Com esse volume de informações e um bom consultor em data mining eles podem analisar as tendências de comportamento da humanidade como ninguém!

Quer eleger um presidente? Criar o celular perfeito? Lançar um produto inédito que todos estão querendo, mas ninguém notou ainda? A chave está nos bancos de dados do Google…

E o Google e a Internet são apenas a ponta do mastro de uma embarcação que não sabemos bem como é… Já sabemos que virtual e real não se aplicam mais e sim online e offline já que nada disso é brincadeira ou invenção, mas lugares onde espalhamos e compartilhamos nossas vidas reais!

Até mesmo o online e offline são fronteiras cada vez mais sutis ou o Twitter não é um sucesso justamente por fazer a ponte entre os dois?

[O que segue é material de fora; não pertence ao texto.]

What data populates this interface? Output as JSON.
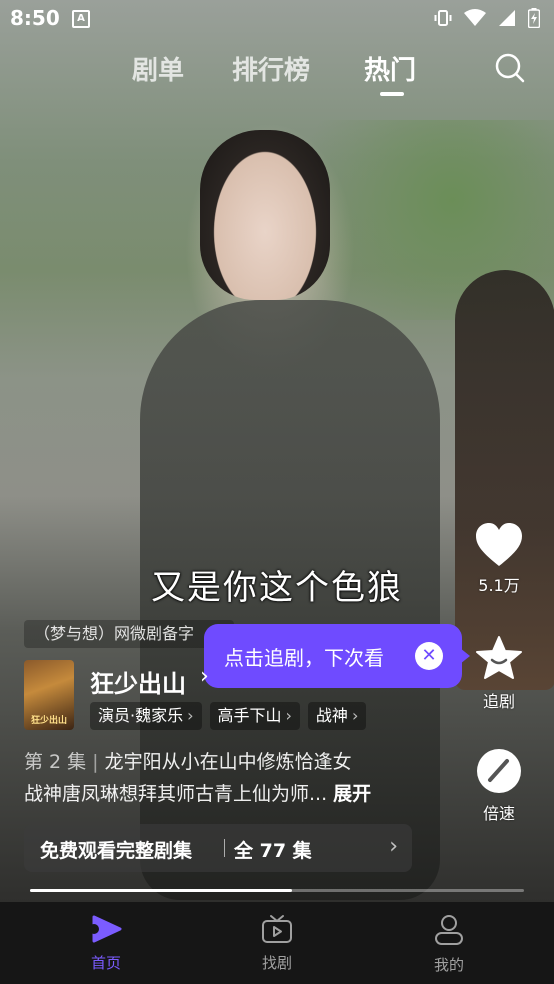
{
  "status_bar": {
    "time": "8:50",
    "notification_badge": "A"
  },
  "top_tabs": [
    {
      "label": "剧单",
      "active": false
    },
    {
      "label": "排行榜",
      "active": false
    },
    {
      "label": "热门",
      "active": true
    }
  ],
  "subtitle": "又是你这个色狼",
  "actions": {
    "like_count": "5.1万",
    "follow_label": "追剧",
    "speed_label": "倍速"
  },
  "registration_notice": "（梦与想）网微剧备字",
  "tooltip": {
    "text": "点击追剧，下次看"
  },
  "drama": {
    "poster_text": "狂少出山",
    "title": "狂少出山",
    "tags": [
      "演员·魏家乐",
      "高手下山",
      "战神"
    ],
    "episode_label": "第 2 集",
    "description_line1": "龙宇阳从小在山中修炼恰逢女",
    "description_line2": "战神唐凤琳想拜其师古青上仙为师...",
    "expand_label": "展开"
  },
  "full_episode_button": {
    "label": "免费观看完整剧集",
    "count_label": "全 77 集"
  },
  "playback": {
    "progress_fraction": 0.53
  },
  "bottom_nav": [
    {
      "label": "首页",
      "icon": "play-icon",
      "active": true
    },
    {
      "label": "找剧",
      "icon": "tv-icon",
      "active": false
    },
    {
      "label": "我的",
      "icon": "user-icon",
      "active": false
    }
  ],
  "colors": {
    "accent": "#7b5cff",
    "tooltip_bg": "#6f4bff",
    "nav_bg": "#161616"
  }
}
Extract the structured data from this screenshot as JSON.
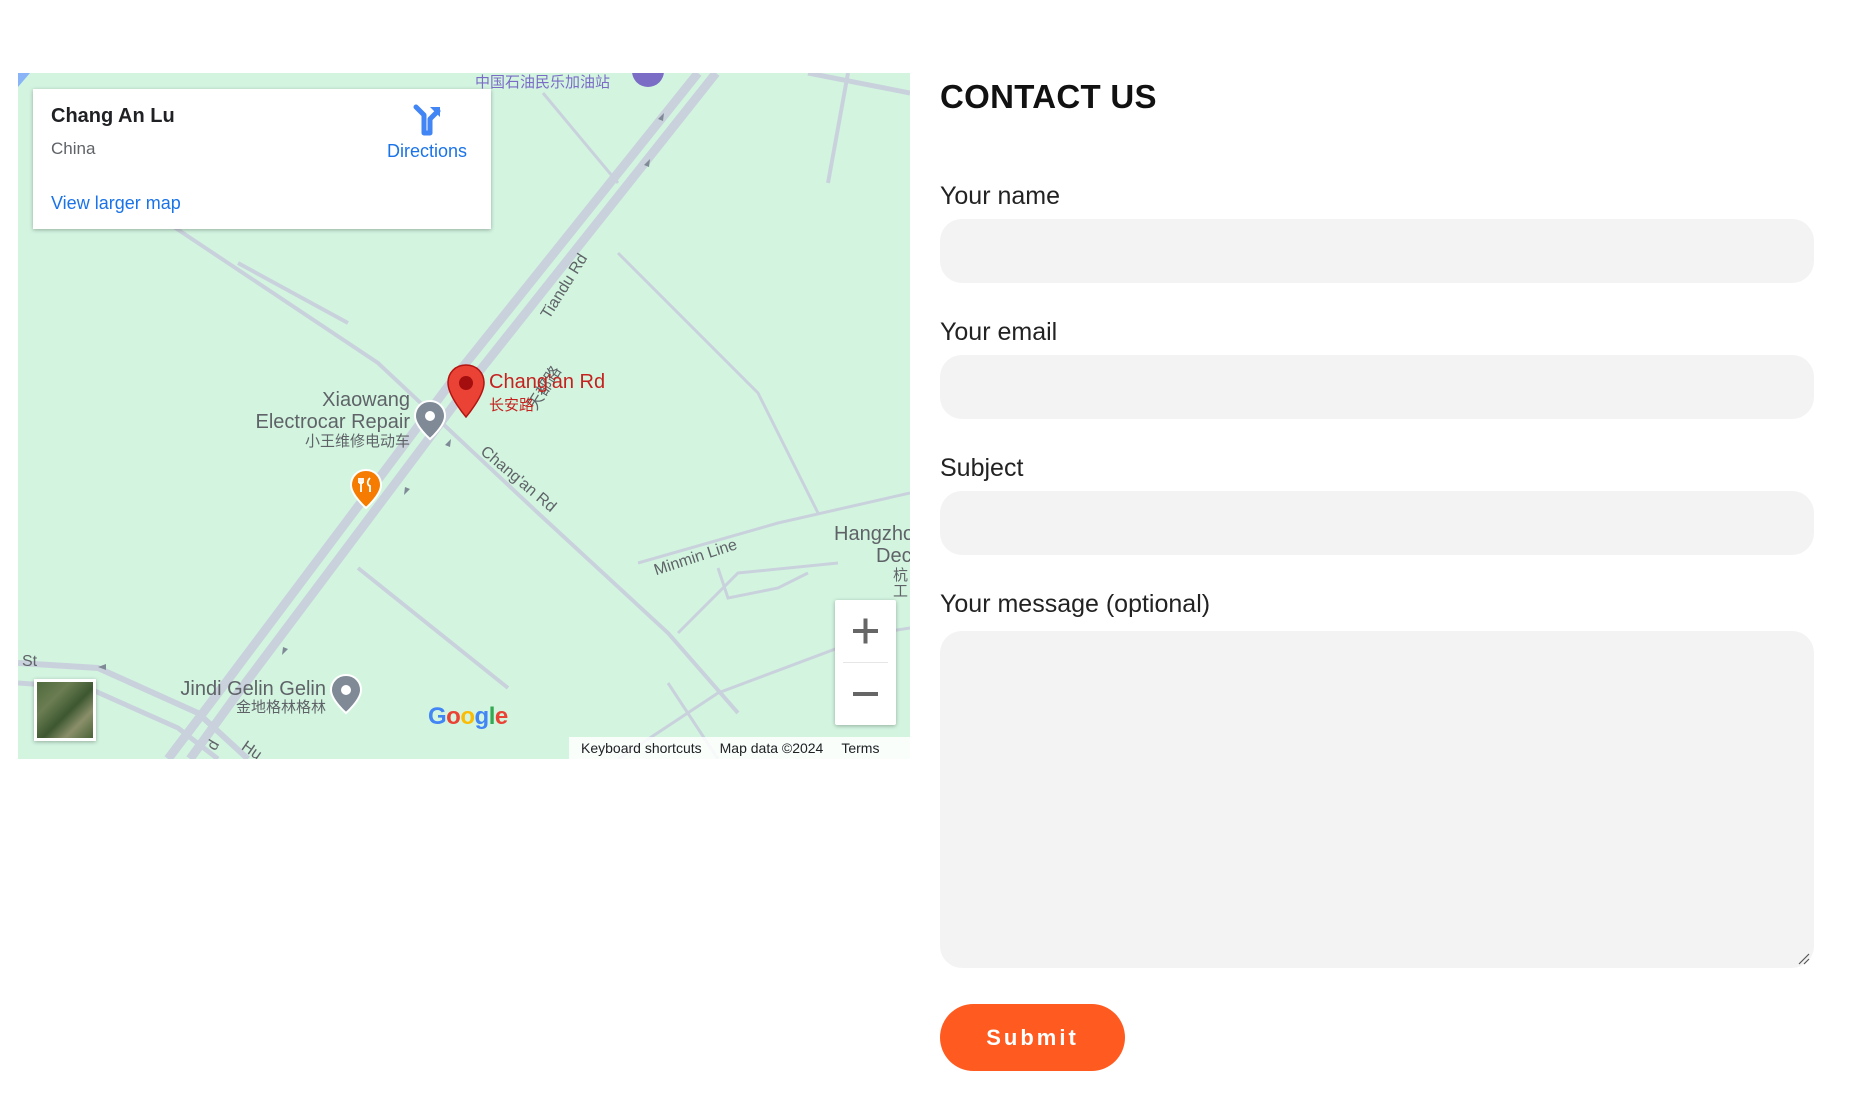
{
  "map": {
    "info_card": {
      "title": "Chang An Lu",
      "subtitle": "China",
      "directions_label": "Directions",
      "larger_map_link": "View larger map"
    },
    "labels": {
      "top_poi": "中国石油民乐加油站",
      "road_tiandu": "Tiandu Rd",
      "road_tiandu_cn": "天都路",
      "pin_title": "Chang'an Rd",
      "pin_sub": "长安路",
      "road_changan": "Chang'an Rd",
      "poi_xiaowang_line1": "Xiaowang",
      "poi_xiaowang_line2": "Electrocar Repair",
      "poi_xiaowang_cn": "小王维修电动车",
      "road_minmin": "Minmin Line",
      "poi_hangzhou_line1": "Hangzho",
      "poi_hangzhou_line2": "Dec",
      "poi_hangzhou_cn1": "杭",
      "poi_hangzhou_cn2": "工",
      "poi_jindi": "Jindi Gelin Gelin",
      "poi_jindi_cn": "金地格林格林",
      "road_st": "St",
      "road_hu": "Hu",
      "road_d": "d"
    },
    "google_logo": "Google",
    "attribution": {
      "shortcuts": "Keyboard shortcuts",
      "map_data": "Map data ©2024",
      "terms": "Terms"
    },
    "colors": {
      "land": "#d3f5e0",
      "road": "#c9d2dc",
      "pin": "#ea4335",
      "link": "#1a73e8"
    },
    "icons": {
      "directions": "directions-icon",
      "zoom_in": "plus-icon",
      "zoom_out": "minus-icon",
      "pin": "map-pin-icon",
      "restaurant": "restaurant-icon"
    }
  },
  "contact": {
    "title": "CONTACT US",
    "fields": {
      "name_label": "Your name",
      "email_label": "Your email",
      "subject_label": "Subject",
      "message_label": "Your message (optional)"
    },
    "submit_label": "Submit",
    "colors": {
      "input_bg": "#f3f3f3",
      "submit_bg": "#ff5a1f"
    }
  }
}
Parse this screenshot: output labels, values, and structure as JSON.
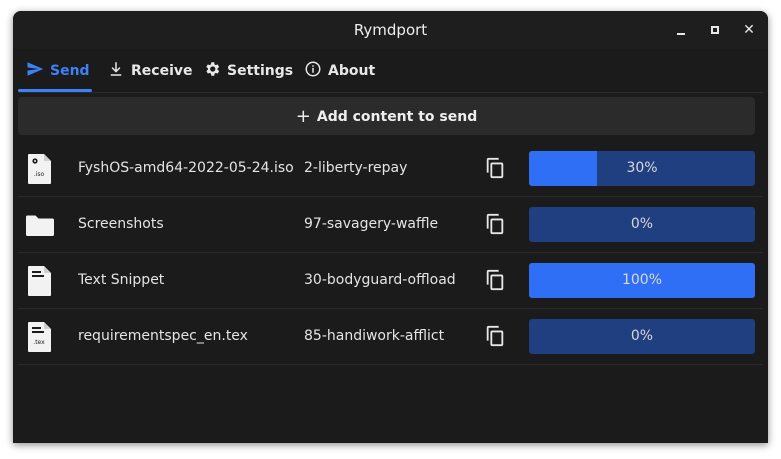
{
  "window": {
    "title": "Rymdport",
    "close_glyph": "✕"
  },
  "tabs": [
    {
      "label": "Send",
      "icon": "send-icon",
      "active": true
    },
    {
      "label": "Receive",
      "icon": "download-icon",
      "active": false
    },
    {
      "label": "Settings",
      "icon": "gear-icon",
      "active": false
    },
    {
      "label": "About",
      "icon": "info-icon",
      "active": false
    }
  ],
  "add_button": {
    "label": "Add content to send",
    "icon": "plus-icon"
  },
  "items": [
    {
      "name": "FyshOS-amd64-2022-05-24.iso",
      "code": "2-liberty-repay",
      "progress": 30,
      "progress_label": "30%",
      "icon": "iso-file-icon",
      "ext": ".iso"
    },
    {
      "name": "Screenshots",
      "code": "97-savagery-waffle",
      "progress": 0,
      "progress_label": "0%",
      "icon": "folder-icon",
      "ext": ""
    },
    {
      "name": "Text Snippet",
      "code": "30-bodyguard-offload",
      "progress": 100,
      "progress_label": "100%",
      "icon": "text-file-icon",
      "ext": ""
    },
    {
      "name": "requirementspec_en.tex",
      "code": "85-handiwork-afflict",
      "progress": 0,
      "progress_label": "0%",
      "icon": "tex-file-icon",
      "ext": ".tex"
    }
  ],
  "colors": {
    "accent": "#3b82f6",
    "progress_fill": "#2f6ff5",
    "progress_track": "#1f3f80",
    "background": "#1b1b1b"
  }
}
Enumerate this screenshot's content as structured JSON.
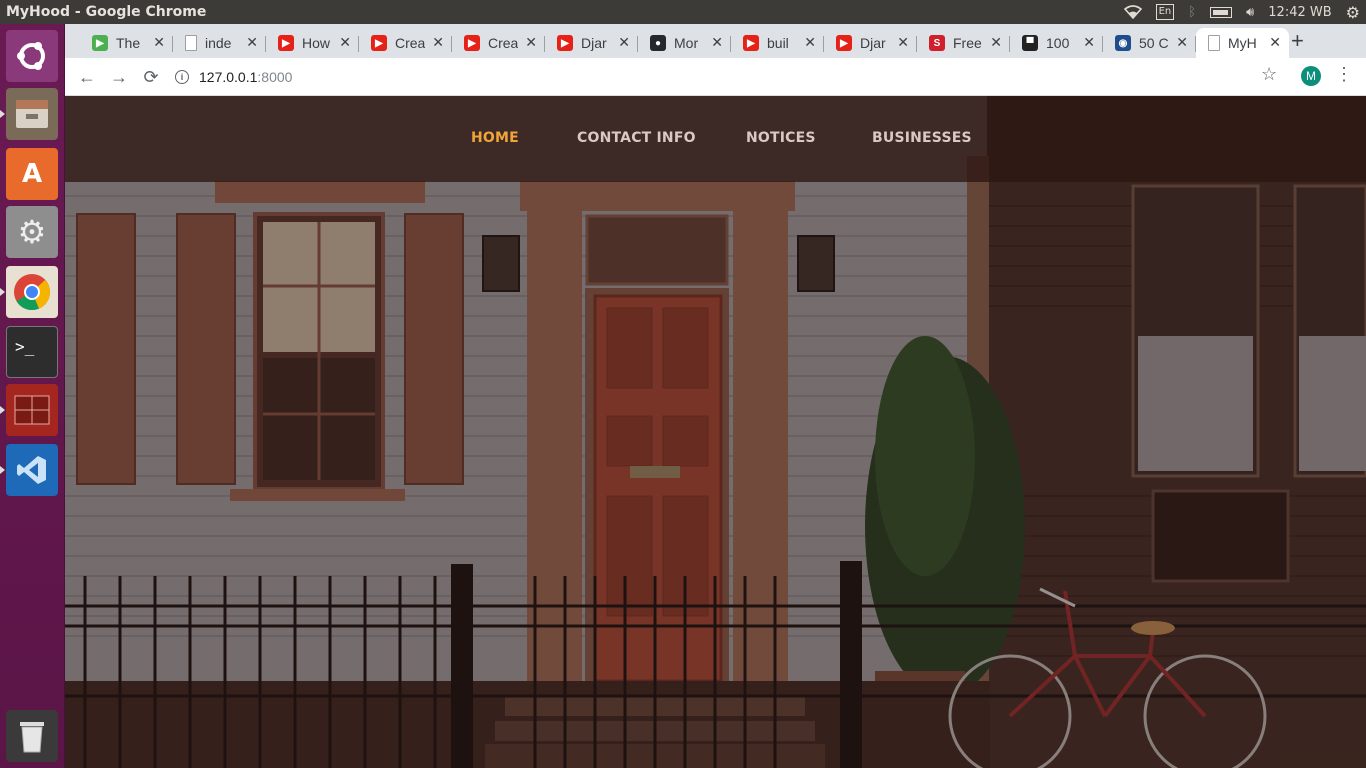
{
  "os": {
    "window_title": "MyHood - Google Chrome",
    "keyboard_layout": "En",
    "clock": "12:42 WB"
  },
  "launcher": {
    "items": [
      {
        "name": "ubuntu-dash-icon",
        "color": "#8a3a7a"
      },
      {
        "name": "files-icon",
        "color": "#7a6a58"
      },
      {
        "name": "software-center-icon",
        "color": "#e96b2b"
      },
      {
        "name": "system-settings-icon",
        "color": "#9a9a9a"
      },
      {
        "name": "chrome-icon",
        "color": "#e8e0d0"
      },
      {
        "name": "terminal-icon",
        "color": "#2d2d2d"
      },
      {
        "name": "terminator-icon",
        "color": "#a5261f"
      },
      {
        "name": "vscode-icon",
        "color": "#1e6ab8"
      },
      {
        "name": "trash-icon",
        "color": "#bdbdbd"
      }
    ]
  },
  "browser": {
    "tabs": [
      {
        "label": "The",
        "icon": "play-icon",
        "color": "#4caf50"
      },
      {
        "label": "inde",
        "icon": "page-icon",
        "color": "#9aa0a6"
      },
      {
        "label": "How",
        "icon": "youtube-icon",
        "color": "#e62117"
      },
      {
        "label": "Crea",
        "icon": "youtube-icon",
        "color": "#e62117"
      },
      {
        "label": "Crea",
        "icon": "youtube-icon",
        "color": "#e62117"
      },
      {
        "label": "Djar",
        "icon": "youtube-icon",
        "color": "#e62117"
      },
      {
        "label": "Mor",
        "icon": "github-icon",
        "color": "#24292e"
      },
      {
        "label": "buil",
        "icon": "youtube-icon",
        "color": "#e62117"
      },
      {
        "label": "Djar",
        "icon": "youtube-icon",
        "color": "#e62117"
      },
      {
        "label": "Free",
        "icon": "s-icon",
        "color": "#d1202b"
      },
      {
        "label": "100",
        "icon": "box-icon",
        "color": "#222222"
      },
      {
        "label": "50 C",
        "icon": "globe-icon",
        "color": "#1f4e8c"
      },
      {
        "label": "MyH",
        "icon": "page-icon",
        "color": "#9aa0a6",
        "active": true
      }
    ],
    "url_host": "127.0.0.1",
    "url_port": ":8000",
    "profile_initial": "M"
  },
  "site": {
    "nav": [
      {
        "label": "HOME",
        "active": true
      },
      {
        "label": "CONTACT INFO",
        "active": false
      },
      {
        "label": "NOTICES",
        "active": false
      },
      {
        "label": "BUSINESSES",
        "active": false
      }
    ],
    "accent_color": "#f0a43a"
  }
}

Pode ser que o Twitter seja o comecinho das velas que estão abaixo daquele mastro distante, mas quem sabe o que virá a seguir?

E não dá para terminar sem deixar um motivozinho a mais para apedrejamentos 😉

Fundamentalistas…

Não importa o nome que um fundamentalista dê a seus deuses, quem está por trás é sempre a mesma entidade: um ego inflado e arrogante. O deus de um fundamentalista é ele mesmo. A única razão para usarem outros nomes é porque ninguém seguiria um baixinho esquálido, então, assim como em O Mágico de Oz, eles elegem algo grande e ameaçador que controlam como uma marionete para disparar seus preconceitos e autoridade contra os outros…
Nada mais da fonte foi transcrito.